Pero hay otro nivel, más intimista quizá, donde el registro visual de los espacios catastrados es tentado por la inminencia del abismo personal, por ese “momento de decidir / continuar bebiendo / o dejar / el instante eterno de la borrachera” (“Refugio”). El minuto de lucidez: ese vacío que se abre en el centro de la fiesta, como decía Roberto Juarroz, en tanto momento decisivo en el que o se esquiva la ebriedad, o se procrastina, otra vez, la mesura. “Sólo un alcohólico podía alcanzar esa sobriedad”, escribió Gilles Deleuze sobre Jack Kerouac, y “Última noche”, el poema más extenso de Refugio, en ese aspecto hace alarde de un rechazo categórico mediante la puntillosa interpelación hacia otro —m(uch)acho al que se mantiene a raya— mientras se bebe en ese bar eterno, que junto a los hoteles sucios y las camas rotas figura como uno de los espacios tensos predilectos de esta poesía: “yo soy un monstruo / y esta selva / de boxeadores viejos / es mi jardín secreto / y mi familia”. El bar de Gladys González es ese lugar (de lo) esquivo habitado por congregaciones difusas —siempre iguales, como las ciudades— sin más proyecto discursivo que el de permanecer en la simulación de un intercambio espinoso. Pero el resto, el afuera, la luz del día cegadora al salir del bar y los días venideros en esa distancia de la resaca temblorosa que lo fractura todo, se ancla en la experiencia de la exclusión, en “los gestos del desencanto”, en “la escena / de la más completa indefensión” (“Insomnio”).

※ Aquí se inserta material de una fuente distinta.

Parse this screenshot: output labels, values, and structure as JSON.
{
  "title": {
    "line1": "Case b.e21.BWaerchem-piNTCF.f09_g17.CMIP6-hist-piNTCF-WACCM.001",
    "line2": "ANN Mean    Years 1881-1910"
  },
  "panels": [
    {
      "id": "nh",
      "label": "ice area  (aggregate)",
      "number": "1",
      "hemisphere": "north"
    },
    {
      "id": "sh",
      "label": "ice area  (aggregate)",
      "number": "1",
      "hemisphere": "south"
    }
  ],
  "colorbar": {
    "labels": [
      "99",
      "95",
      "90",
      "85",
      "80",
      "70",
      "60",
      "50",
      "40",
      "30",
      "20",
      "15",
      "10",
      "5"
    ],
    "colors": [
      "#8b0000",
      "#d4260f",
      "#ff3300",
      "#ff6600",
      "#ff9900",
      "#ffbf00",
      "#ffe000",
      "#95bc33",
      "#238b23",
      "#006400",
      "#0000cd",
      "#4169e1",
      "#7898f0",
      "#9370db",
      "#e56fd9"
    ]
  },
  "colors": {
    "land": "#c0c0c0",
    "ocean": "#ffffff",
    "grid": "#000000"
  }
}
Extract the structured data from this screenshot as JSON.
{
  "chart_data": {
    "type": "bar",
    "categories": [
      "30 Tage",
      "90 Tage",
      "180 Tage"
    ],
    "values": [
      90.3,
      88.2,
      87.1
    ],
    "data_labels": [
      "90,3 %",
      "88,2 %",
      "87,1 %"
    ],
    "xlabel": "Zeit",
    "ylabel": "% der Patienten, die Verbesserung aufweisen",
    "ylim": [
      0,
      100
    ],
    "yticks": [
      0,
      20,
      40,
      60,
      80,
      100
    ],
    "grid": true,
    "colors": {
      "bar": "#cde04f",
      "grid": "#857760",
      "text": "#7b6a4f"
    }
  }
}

Ahora bien; si la lectura de Refugio se deja llevar por estas tomas del desencanto en las que se enfocan con ojo herido, también, colchones viejos, ventanas rotas, galpones y bolsillos vacíos (“este no es el paraíso ni el anteparaíso”, se leía de entrada, como una poética, en Gran Avenida de 2005) es porque el refugio opaco del oficio, con todo, puede refulgir aún por un misterio: “lo que escribo / parecen retazos de algo desconocido / que pretendo intuir / dibujando en el vaho de mi reflejo / que va atravesando / en medio de la noche / los túneles iluminados de la ciudad” (“Habitaciones”). Es una lectura que probablemente se detiene gustosa en lo superficial, pero los poemas de la presente antología, con valentía, también lo son, en el sentido en que Nietzsche decía de los griegos: “eran superficiales, —¡por ser profundos!”.